Daha önce yaşadığı büyük evlerin birçok yerini hakkıyla kullanamadığını anlatıyor. 140 m2’lik apartman dairesinde iki oda, bir salon, mutfak, banyo ve misafir tuvaleti bulunuyor. “Evin küçük oluşu bana uydu. Ama acilen elden geçmesi gerekiyordu. Aldığı ışık, baktığı yeşillik beni etkilemeye yetti zaten,” diye keyifle anlatmayı sürdürüyor. Evin tadilatı dört ay sürmüş. Banyo ve mutfak yenilenmiş. Evi dekore ederken mimar arkadaşı Bartu Olcay’dan büyük destek almış. Evde açık renkler sevdiğini modern ve klasik tarzı karıştırmayı tercih ettiğini anlatıyor. Mobilyalar ağırlıklı olarak Dank, Mudo Concept, Layla Dekorasyon ve Habitat’tan. Arada Çukurcuma’daki antikacılardan alınan objeler de var. Kırık beyaz rengi duvarlara ferah bir görüntü verdiği için beğendiğini söylüyor.
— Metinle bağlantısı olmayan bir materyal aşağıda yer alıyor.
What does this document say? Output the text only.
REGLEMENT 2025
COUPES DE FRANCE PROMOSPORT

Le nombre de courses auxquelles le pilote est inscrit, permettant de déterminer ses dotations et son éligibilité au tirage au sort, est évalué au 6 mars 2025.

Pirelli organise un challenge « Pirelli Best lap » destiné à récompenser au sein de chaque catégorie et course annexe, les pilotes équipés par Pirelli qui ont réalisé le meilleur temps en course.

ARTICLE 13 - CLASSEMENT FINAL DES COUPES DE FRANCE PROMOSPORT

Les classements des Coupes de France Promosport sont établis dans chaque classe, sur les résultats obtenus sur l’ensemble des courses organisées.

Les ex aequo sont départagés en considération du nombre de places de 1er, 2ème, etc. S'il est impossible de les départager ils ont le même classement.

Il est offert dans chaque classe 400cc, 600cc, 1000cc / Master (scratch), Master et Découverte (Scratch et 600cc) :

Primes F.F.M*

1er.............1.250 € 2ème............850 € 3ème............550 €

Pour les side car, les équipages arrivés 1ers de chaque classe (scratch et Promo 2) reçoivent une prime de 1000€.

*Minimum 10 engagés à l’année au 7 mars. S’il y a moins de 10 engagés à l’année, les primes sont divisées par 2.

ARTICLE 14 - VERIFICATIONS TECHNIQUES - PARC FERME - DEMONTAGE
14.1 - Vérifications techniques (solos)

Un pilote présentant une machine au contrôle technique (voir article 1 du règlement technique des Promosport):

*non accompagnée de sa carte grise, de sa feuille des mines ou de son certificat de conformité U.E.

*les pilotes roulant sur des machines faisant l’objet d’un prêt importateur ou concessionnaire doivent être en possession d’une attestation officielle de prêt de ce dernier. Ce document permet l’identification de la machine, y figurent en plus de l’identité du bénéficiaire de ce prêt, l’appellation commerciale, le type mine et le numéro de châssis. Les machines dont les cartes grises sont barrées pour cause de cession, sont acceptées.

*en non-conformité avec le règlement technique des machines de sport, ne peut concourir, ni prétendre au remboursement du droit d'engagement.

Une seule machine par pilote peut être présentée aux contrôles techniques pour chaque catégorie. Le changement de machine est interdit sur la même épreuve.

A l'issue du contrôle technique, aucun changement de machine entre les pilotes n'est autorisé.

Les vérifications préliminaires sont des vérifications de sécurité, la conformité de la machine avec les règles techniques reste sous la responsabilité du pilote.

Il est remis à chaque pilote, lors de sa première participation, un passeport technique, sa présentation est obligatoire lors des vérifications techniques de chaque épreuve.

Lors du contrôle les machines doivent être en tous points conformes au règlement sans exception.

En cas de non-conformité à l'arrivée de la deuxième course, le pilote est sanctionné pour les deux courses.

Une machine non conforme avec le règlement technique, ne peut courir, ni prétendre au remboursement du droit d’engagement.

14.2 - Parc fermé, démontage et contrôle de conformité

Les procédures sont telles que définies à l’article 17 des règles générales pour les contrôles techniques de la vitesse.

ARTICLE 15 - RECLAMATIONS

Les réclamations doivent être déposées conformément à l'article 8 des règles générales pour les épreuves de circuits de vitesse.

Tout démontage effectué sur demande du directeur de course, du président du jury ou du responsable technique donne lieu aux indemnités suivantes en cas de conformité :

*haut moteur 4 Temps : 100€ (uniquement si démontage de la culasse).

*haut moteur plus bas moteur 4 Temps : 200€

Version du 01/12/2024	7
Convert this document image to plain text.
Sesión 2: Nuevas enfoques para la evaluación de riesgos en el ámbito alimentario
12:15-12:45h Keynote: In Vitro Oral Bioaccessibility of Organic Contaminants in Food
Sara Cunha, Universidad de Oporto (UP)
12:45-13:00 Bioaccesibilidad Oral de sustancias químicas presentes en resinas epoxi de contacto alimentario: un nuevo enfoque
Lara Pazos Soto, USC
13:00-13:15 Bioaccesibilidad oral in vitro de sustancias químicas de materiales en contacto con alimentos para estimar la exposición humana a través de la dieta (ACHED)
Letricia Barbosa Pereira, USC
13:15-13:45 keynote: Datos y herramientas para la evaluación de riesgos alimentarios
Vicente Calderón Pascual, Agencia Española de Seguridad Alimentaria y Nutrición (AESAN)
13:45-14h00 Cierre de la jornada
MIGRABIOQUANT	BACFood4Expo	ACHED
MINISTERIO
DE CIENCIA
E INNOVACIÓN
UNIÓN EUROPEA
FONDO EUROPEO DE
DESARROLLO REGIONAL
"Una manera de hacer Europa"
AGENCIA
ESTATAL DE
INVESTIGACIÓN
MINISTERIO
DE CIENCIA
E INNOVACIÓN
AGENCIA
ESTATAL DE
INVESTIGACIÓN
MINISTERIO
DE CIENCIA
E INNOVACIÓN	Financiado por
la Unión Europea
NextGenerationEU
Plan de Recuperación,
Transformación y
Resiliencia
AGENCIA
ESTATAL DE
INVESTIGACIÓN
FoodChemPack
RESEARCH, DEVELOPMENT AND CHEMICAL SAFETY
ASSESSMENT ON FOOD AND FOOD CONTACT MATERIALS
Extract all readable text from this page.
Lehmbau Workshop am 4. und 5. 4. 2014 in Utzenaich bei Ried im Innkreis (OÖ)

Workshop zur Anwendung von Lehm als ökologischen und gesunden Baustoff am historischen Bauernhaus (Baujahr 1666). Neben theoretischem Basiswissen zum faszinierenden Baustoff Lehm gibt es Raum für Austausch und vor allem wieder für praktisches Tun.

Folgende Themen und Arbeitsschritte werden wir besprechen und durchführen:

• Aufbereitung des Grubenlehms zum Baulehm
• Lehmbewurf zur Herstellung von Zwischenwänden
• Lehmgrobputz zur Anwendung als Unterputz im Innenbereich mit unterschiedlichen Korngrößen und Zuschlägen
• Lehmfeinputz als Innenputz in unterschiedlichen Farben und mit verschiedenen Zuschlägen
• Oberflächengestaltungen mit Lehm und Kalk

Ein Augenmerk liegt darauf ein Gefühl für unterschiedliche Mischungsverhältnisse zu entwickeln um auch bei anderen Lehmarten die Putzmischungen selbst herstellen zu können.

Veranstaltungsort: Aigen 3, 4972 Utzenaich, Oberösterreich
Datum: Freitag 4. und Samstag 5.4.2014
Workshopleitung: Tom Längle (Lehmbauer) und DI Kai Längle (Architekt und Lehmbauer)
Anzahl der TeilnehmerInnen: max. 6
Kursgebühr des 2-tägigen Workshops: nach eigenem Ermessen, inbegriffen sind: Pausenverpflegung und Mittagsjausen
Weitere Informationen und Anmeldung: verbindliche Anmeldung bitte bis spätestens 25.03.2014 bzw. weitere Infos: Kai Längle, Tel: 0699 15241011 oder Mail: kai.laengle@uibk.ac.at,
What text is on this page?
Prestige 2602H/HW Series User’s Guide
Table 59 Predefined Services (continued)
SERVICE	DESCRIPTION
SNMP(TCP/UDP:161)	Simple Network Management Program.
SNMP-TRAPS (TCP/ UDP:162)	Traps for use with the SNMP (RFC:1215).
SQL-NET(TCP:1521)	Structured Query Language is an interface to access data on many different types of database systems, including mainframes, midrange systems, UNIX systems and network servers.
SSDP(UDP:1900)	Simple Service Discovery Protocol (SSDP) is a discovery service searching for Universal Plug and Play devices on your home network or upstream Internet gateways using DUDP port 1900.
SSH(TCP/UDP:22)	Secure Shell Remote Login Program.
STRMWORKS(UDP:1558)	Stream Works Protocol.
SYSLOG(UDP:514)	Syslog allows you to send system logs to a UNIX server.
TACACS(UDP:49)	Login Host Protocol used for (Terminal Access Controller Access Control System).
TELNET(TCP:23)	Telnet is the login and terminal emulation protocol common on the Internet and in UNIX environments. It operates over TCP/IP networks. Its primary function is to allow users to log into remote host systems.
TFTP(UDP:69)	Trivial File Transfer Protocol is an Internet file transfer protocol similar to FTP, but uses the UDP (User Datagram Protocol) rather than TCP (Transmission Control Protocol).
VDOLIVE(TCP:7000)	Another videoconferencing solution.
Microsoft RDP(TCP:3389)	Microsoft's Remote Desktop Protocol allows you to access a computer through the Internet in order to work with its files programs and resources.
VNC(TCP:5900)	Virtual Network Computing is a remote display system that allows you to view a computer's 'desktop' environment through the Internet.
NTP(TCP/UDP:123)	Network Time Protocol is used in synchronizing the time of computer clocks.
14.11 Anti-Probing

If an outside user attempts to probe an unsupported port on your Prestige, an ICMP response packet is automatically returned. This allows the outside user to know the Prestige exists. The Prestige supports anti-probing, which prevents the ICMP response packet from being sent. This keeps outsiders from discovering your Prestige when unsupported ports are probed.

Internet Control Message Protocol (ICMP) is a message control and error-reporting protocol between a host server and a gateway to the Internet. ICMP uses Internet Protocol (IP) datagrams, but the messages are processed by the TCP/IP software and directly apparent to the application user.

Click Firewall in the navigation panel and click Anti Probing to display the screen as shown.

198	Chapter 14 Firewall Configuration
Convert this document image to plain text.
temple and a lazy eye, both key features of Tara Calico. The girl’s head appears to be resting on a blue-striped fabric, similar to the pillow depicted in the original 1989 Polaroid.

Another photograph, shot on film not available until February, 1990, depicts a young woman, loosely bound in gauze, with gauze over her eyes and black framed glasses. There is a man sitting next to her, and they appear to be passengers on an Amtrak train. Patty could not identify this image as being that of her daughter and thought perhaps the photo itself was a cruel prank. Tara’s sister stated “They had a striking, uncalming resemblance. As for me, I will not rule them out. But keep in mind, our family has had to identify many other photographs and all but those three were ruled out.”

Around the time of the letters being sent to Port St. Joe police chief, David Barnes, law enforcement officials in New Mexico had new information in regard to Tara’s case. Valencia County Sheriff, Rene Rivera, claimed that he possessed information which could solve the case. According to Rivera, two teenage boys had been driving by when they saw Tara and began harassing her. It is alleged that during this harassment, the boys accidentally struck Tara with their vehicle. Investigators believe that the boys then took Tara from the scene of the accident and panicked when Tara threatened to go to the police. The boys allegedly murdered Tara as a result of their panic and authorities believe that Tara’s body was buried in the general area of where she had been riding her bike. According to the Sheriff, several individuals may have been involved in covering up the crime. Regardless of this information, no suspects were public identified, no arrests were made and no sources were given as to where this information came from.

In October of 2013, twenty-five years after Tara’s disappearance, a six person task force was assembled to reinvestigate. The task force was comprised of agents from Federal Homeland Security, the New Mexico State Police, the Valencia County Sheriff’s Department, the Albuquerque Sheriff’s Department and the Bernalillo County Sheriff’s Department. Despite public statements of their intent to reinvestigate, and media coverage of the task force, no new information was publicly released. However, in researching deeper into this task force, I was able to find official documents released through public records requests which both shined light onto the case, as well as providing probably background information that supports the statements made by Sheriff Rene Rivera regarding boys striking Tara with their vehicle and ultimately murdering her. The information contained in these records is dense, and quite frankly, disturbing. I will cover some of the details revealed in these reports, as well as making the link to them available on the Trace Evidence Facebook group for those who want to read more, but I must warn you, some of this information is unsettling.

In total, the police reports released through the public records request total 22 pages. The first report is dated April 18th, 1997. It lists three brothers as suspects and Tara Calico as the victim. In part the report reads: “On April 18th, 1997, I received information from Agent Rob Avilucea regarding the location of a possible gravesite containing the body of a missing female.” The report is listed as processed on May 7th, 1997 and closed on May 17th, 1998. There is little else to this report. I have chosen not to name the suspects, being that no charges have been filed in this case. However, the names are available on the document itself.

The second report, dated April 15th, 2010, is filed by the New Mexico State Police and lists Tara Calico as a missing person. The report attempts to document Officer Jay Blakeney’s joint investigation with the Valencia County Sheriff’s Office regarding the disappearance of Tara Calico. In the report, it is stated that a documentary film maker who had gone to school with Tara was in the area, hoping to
Ama yatak odası için tercihi duvar kağıdı.
“Bana çocukluğumun geçtiği evleri hatırlatıyor,” diyor hafif tebessümle. Parkeleri de sırf bu yüzden orijinal halinde bırakmış. “Sadece cila oldu. Bunlar bu evin nostaljik unsurları, yok edemezdim,” diyor. Henüz evinde şöyle ayağını uzatıp keyif yapmış değil. Eğer evde ise salondaki rahat kanepesine kuruluyor, eline gitarını alıp parmaklarını çalıştırıyor! “Ressamlara, heykeltraşlara sırf bu yüzden hep özenmişimdir,” diyor. Evde çoğu zaman yalnız olmayı sevdiğinden bunun onun sanatını beslediğini anlatıyor. İşte o güzel şarkı sözlerini bu zamanlarda yazıyormuş.
‘Kulisim’ dediği giyinme odasında çoğu zaman konser öncesi makyajını kendi yapıyor. Açık düzendeki dolaplarında sahne kıyafetleri ve çoğu ikinci el olan kıyafetleri dikkat çekiyor. “Ben ruh halim nasılsa öyle giyiniyor ve evimi de öyle dekore ediyorum. Bu enerji albümlerime de yansıyor haliyle,” diyor gülümseyerek Göksel. Eski Türk filmlerinden hatırladığımız 70’li yılların o unutulmaz şarkılarından derlediği son albümünü dinliyoruz evinde. Şarkılar eşliğinde zaman tünelinde onunla birlikte nostaljik bir yolculuğa çıkıyoruz sanki. Göksel, albümüne olduğu kadar evine de nostaljik ruhunu kesinlikle çok iyi yansıtmış.